Er war spät dran, als sein Wagen auf den Parkplatz der Wache bog. Dass er zu spät kam, war eher eine Seltenheit, denn so viele zeitliche Verfehlungen er sich auch erlaubte, waren diese immer privat und nicht geschäftlich. Natürlich konnte man ansonsten seine Methoden manchmal in Frage stellen, aber das änderte nichts daran, dass er jeden Morgen einer der Ersten war, der kam, und abends gleichzeitig zu den Letzten gehörte, die gingen. Die Frage nach dem „Warum?" durfte man ihm nicht stellen, zumal man eh nie eine Antwort bekam. Die Meisten kannten ihn schon seit Jahren, hatten seine Veränderung komplett miterlebt und so vermied es jeder, mit ihm über Privates zu sprechen.

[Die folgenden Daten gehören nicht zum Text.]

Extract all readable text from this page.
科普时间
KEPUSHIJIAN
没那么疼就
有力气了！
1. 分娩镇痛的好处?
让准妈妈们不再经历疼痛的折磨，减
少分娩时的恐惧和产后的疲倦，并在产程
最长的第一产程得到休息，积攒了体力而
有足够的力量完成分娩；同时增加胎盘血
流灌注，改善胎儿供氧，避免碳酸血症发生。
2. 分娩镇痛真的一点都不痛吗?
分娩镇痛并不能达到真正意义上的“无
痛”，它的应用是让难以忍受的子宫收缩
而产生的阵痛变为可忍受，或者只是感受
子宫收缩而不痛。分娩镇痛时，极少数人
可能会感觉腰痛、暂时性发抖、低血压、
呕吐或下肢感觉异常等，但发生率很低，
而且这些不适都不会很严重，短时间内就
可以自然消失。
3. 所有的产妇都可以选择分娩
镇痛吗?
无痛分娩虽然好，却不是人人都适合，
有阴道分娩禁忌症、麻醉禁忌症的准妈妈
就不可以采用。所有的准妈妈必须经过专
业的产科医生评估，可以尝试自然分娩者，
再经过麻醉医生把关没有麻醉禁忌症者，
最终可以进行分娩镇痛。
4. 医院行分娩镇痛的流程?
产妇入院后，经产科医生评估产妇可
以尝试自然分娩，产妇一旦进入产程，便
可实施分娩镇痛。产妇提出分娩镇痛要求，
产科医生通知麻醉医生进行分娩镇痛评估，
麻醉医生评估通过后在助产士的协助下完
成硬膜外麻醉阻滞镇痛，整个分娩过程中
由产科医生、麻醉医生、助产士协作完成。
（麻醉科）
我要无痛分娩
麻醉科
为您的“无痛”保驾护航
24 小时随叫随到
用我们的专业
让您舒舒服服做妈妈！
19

Schnellen Ganges schritt er auf die Eingangstür zu, die Sonnenstrahlen spiegelten sich im Glas der gerade am Vortag geputzten Scheiben. Auf dem Weg in sein Büro traf er bloß zwei Praktikanten, die noch immer mit dem Berg an Akten zu kämpfen hatten, die er ihnen zwei Tage zuvor auf den Schreibtisch geknallt hatte.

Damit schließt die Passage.